When viewed through the lens of popular media, it’s mostly about disruptive product innovation -- like Apple’s IPAD. But the long tail of innovation is also about companies like Rosetta Stone, the leading language instruction platform. Rosetta Stone’s innovation is more about pricing and innovative distribution through kiosks in airports and malls.
Innovation can occur at virtually any touchpoint in an organization -- and perhaps one of the most powerful is business model innovation. It’s how a business or an organization creates, delivers, and captures value.
Saul Kaplan, Chief Catalyst of the Business Innovation Factory (BIF), has taken his eight-year journey with BIF and his lifetime passion for strategic innovation and turned it into a remarkable and provocative new book: The Business Model Innovation Factory: How to Stay Relevant When the World is Changing.
The premise of Kaplan’s book is a reflection of economic realities. “The half life of a business model is declining,” he writes. “Business models just don’t last as long as they used to. In the twenty-first century, business leaders are unlikely to manage a single business model for an entire career.”
Kaplan’s advice: Don’t get Netflixed.
The keystone story of The Business Model Innovation Factory is how the behemoth and successful Blockbuster got toppled because of a superior business model -- Netflix.
Blockbuster didn’t see the emergence of DVD technology as a threat to their business model. They saw DVDs as a sustaining technology to improve the performance of their current bricks and mortar model.
“Netflix didn’t invent any new technology,” says Kaplan. “What Netflix invented was new business model -- the ability for customer to avoid the trip to the video store by delivering the DVD by mail. “ Eliminating the pay per rental model and substituting a subscription platform with unlimited rentals and no due dates further enhanced the business model.
Blockbuster saw Netflix coming and chose to underestimate them at first and then reacted way too slowly.
Kaplan believes that most organizations fail at business model innovation because they are “so busy pedaling the bicycle of their current business models they leave not time, attention or resources to design, prototype, and test new ones.”
Kaplan adds, “Most organizations also fail at business model innovation because if overreliance on tweaks. Almost every company I visit has a crazy number of well-intentioned initiatives going on across the organization.” He calls this pervasive phenomenon “death by 1,000 initiatives.”
The heart of The Business Model Innovation Factory is 15 business model innovation principles organized around the business model innovation mantra: Connect. Inspire. Transform.
What sets Kaplan’s book apart from the myriad books on innovation, is that it not an ivory tower book. Kaplan and his colleagues the Business Innovation Factory in Providence, RI have transformed these principals into action in four key experience labs: education, entrepreneurship, energy and elder care.

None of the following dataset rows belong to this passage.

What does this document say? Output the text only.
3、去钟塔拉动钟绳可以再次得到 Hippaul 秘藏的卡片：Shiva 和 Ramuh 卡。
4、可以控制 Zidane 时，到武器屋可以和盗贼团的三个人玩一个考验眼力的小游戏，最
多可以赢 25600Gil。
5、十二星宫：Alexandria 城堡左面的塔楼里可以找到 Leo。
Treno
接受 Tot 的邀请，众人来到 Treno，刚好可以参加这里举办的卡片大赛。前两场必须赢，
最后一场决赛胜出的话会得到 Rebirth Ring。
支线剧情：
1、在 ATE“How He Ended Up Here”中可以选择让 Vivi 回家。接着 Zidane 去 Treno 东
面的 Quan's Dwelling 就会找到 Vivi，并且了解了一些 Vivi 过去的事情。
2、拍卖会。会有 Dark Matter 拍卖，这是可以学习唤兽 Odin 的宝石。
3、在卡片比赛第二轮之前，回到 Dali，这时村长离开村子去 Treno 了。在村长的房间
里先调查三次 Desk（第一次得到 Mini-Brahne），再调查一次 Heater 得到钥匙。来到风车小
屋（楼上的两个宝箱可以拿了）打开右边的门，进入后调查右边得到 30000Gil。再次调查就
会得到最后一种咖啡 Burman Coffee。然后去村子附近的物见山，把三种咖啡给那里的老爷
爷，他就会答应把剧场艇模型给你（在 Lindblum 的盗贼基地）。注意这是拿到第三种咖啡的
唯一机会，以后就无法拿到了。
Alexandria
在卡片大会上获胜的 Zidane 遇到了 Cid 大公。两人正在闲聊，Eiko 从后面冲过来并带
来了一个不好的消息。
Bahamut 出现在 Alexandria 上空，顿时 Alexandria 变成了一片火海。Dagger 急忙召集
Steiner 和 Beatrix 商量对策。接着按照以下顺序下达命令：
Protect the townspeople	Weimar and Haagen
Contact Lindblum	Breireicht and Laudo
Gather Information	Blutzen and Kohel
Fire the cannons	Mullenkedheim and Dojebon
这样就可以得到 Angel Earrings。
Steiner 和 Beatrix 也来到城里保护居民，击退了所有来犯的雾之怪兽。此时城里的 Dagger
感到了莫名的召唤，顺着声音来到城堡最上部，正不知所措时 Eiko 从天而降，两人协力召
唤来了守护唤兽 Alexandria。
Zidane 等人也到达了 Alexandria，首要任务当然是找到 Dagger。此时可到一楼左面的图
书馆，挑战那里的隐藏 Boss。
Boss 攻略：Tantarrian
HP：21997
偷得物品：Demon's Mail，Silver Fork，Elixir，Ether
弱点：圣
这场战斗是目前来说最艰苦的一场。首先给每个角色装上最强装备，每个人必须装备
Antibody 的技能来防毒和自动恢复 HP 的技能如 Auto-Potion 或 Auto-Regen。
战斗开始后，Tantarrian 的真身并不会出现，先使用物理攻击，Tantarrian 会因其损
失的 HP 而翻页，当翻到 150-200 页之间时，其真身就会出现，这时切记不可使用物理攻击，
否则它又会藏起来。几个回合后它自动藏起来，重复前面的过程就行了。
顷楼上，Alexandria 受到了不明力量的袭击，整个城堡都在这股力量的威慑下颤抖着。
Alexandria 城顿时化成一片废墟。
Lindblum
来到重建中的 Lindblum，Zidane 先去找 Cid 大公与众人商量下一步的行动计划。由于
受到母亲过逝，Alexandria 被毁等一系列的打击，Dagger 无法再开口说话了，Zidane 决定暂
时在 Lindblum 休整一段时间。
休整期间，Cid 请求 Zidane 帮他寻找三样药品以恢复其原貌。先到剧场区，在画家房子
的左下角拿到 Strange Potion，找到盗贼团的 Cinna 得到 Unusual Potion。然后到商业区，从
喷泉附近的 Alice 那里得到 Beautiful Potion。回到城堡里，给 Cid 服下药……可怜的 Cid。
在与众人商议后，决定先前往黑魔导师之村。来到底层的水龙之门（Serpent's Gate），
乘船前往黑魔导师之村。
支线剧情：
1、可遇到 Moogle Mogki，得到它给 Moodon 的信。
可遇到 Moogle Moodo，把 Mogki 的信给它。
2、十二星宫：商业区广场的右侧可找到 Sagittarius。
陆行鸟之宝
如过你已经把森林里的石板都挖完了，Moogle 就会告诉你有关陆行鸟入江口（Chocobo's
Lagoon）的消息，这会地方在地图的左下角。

At BIF, action is a verb. They believe in implementing and evaluating ideas in real world scenarios working in partnership with both private and public organizations. Kaplan and his team do better than walk the talk, they dance the talk.
The Business Model Innovation Factory isn’t a book to be placed on the shelf. It’s a book that should be on your desk and top of mind. It gives you an impressive array of tools to create your own business innovation factory.
If you want to stay relevant in changing times.
If you want to avoid getting Netflixed.
If you want to get inspired about the possibilities.
If you want to connect the dots when it comes to transformative innovation.
Then pick up a copy of The Business Model Innovation Factory.